Students who plan to take a language in the Fall must complete a language placement form in STAR. Each language has a questionnaire and/or exam that must be completed before a student can register for a language course.
Learn more on the Department of World Languages, Literatures, and Cultures website.
Please complete the Russian questionnaire on STAR to determine the appropriate language level for you. If you have never studied Russian, you should enroll in RUSS 101.

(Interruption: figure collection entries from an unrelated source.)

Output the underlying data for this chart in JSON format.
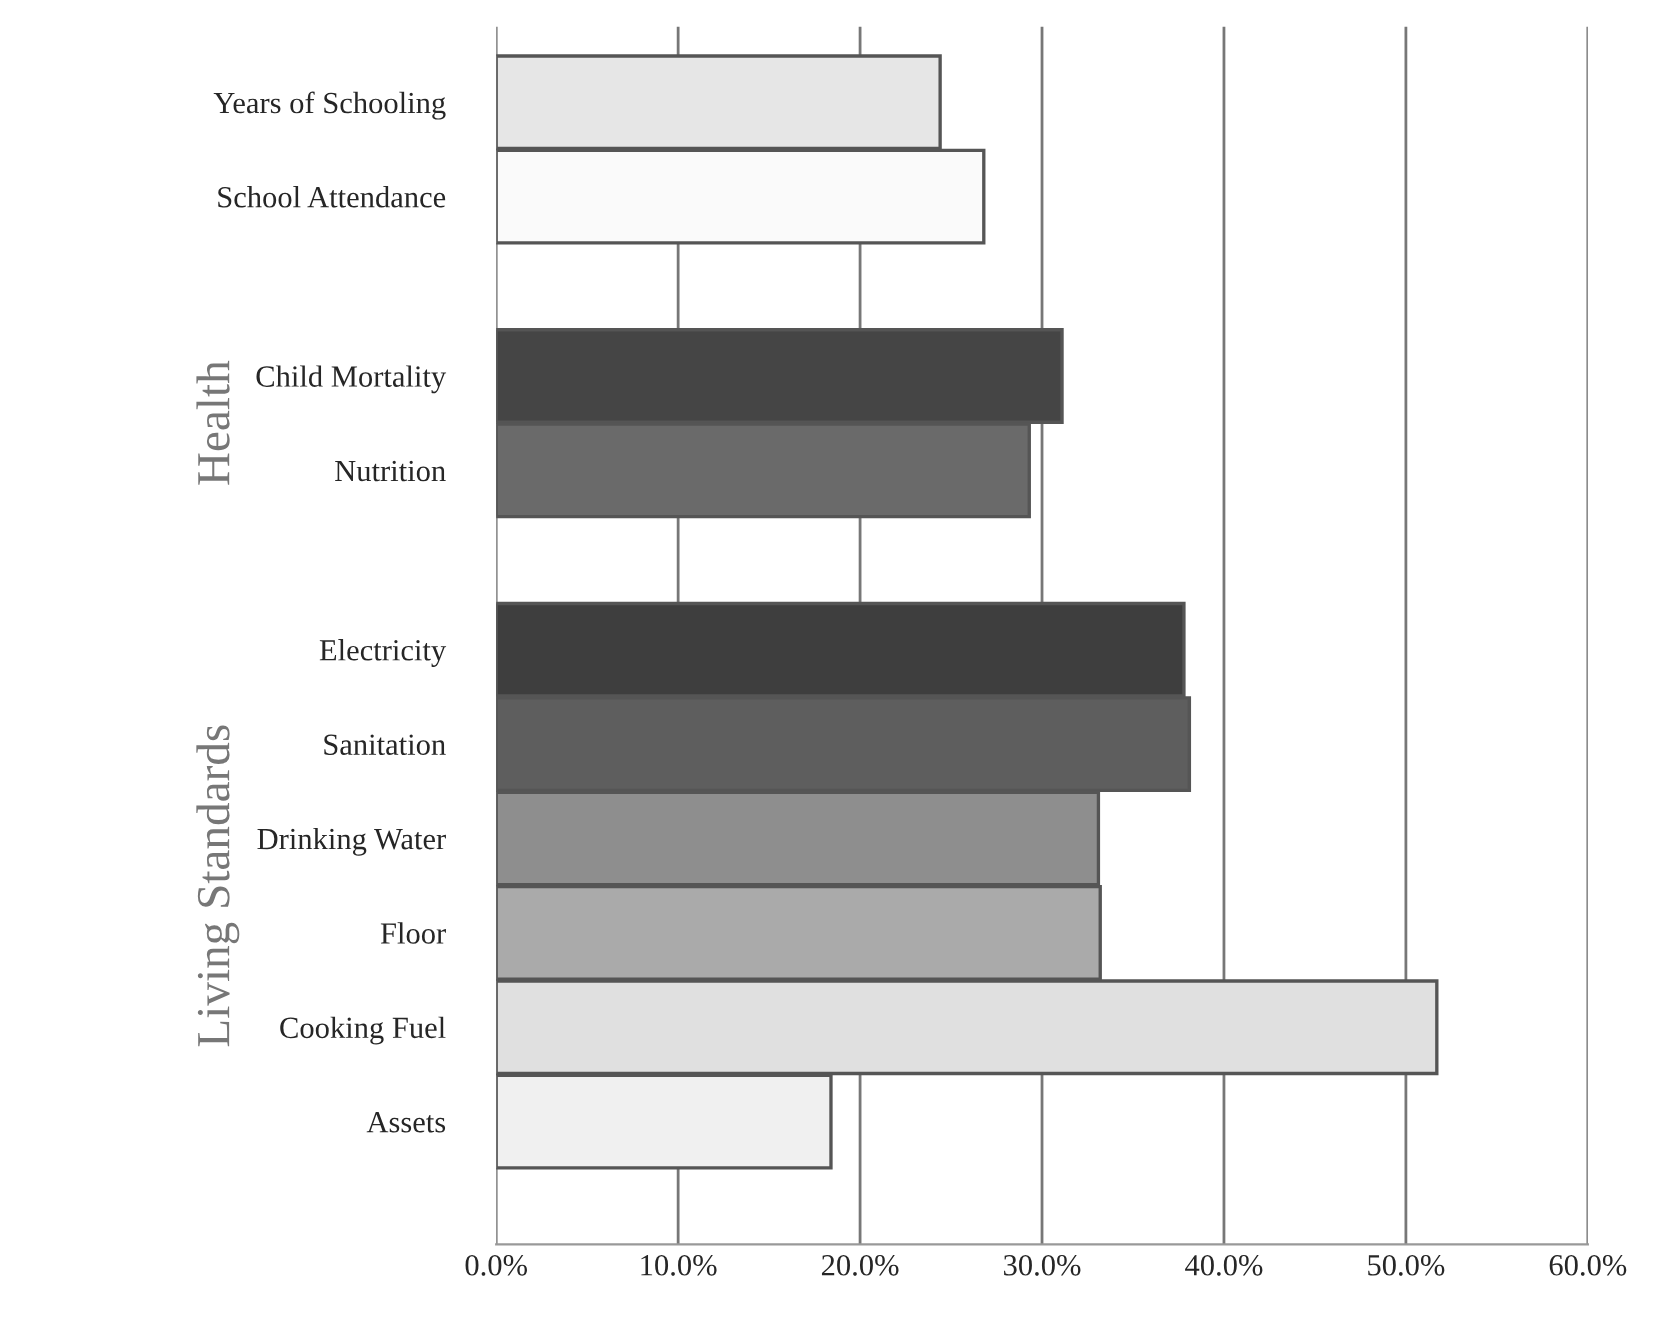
{
  "chart_data": {
    "type": "bar",
    "orientation": "horizontal",
    "categories": [
      "Years of Schooling",
      "School Attendance",
      "Child Mortality",
      "Nutrition",
      "Electricity",
      "Sanitation",
      "Drinking Water",
      "Floor",
      "Cooking Fuel",
      "Assets"
    ],
    "values": [
      24.4,
      26.8,
      31.1,
      29.3,
      37.8,
      38.1,
      33.1,
      33.2,
      51.7,
      18.4
    ],
    "colors": [
      "#e6e6e6",
      "#fafafa",
      "#454545",
      "#6a6a6a",
      "#3e3e3e",
      "#5e5e5e",
      "#8e8e8e",
      "#aaaaaa",
      "#e0e0e0",
      "#f0f0f0"
    ],
    "xlim": [
      0,
      60
    ],
    "xticks": [
      {
        "value": 0,
        "label": "0.0%"
      },
      {
        "value": 10,
        "label": "10.0%"
      },
      {
        "value": 20,
        "label": "20.0%"
      },
      {
        "value": 30,
        "label": "30.0%"
      },
      {
        "value": 40,
        "label": "40.0%"
      },
      {
        "value": 50,
        "label": "50.0%"
      },
      {
        "value": 60,
        "label": "60.0%"
      }
    ],
    "annotations": [
      "Health",
      "Living Standards"
    ],
    "grid": "x"
  }
}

Majors and Minors: Students who are considering a Russian major or minor should enroll in the appropriate level language course based on the results of the placement questionnaire and/or consultation with Russian program faculty.
Courses
RUSS 101
Elementary Russian I
Common Area: Language Studies
Promotes active communicative skills along with the basics of Russian grammar. By course end, read, write, understand, and speak Russian in a broad range of everyday situations. Various aspects of Russian culture and life are introduced through the medium of language. Five class hours weekly and language lab practice. One and one-quarter units each semester.
RUSS 201
Intermediate Russian I
Common Area: Language Studies
Designed to activate students' spoken Russian, a wide variety of in-class activities allow students to practice Russian needed for most everyday situations. Textbook and workbook are supplemented with audio and videotapes. Conducted in Russian. Prerequisite: Russian 102 or the equivalent. Five class hours weekly. One and one-quarter units each semester.
RUSS 258
Russian Cinema
Common Area: Arts
This course examines the development of Russian cinema from its silent pre-Revolutionary stage up to the Post-Soviet blockbusters. It focuses on the artistic and technical achievements of Russian filmmaking and their contribution to practical and theoretical aspects of western cinema. We will discuss the distinction between Russian cinema as an ideological tool of a totalitarian state, and western cinema as an entertainment industry. Screenings will include a variety of cinematic genres and styles such as Eisenstein's legendary The Battleship Potemkin (1925) and the Oscar-winning films Moscow Does not Believe in Tears (1979) and Burnt by the Sun (1994). Conducted in English.
RUSS 264
Writing Under Stalin
Common Area: Literature
This course examines major literary works of the Stalinist era as the artistic expression of the Historial Studiesory of twentieth century art, its writers and poets, and their relationship to the Soviet dictator, Joseph Stalin. The course teaches students how to discern symbolic systems that encode the works, often as a form of protest. It also considers the ethical issues at the heart of the works that concern such resistance and its risks and the role that art plays in such discussions. This course presents the social, political and cultural history of the Stalin-era Soviet Union (1922-1953) through primary and secondary historical sources, literature, arts, film (documentary and interpretive), and music. It attempts to piece together the history of Stalinism, while asking students to consider the moral complexities of the time and its relevance to Russia as well as to other modern day nations. Students grapple with multiple voices that compete to “own” the history of Stalin, including that of Stalin himself. Conducted in English.
RUSS 299-F03
Religions of Russia
Common Area: Studies in Religion
Westerners often associate Russia with the onion domes of its Orthodox churches. But did you know that this form of Christianity is just one of Russia's four officially recognized faiths? The others are Judaism, Islam, and Buddhism. In this course, you'll learn how Russia's four faiths or "professions," along with a variety of other popular religious practices like shamanism and animism, have influenced the country's culture, politics, literature, art, and architecture from medieval times to the present. On this foundation, we'll pay particularly close attention to the Putin administration and the power of pro-Kremlin religious institutions, organizations, and people and the dissidents, artists, and social movements that resist them. Texts include works of fiction, journalism, film, visual art, music, and other media.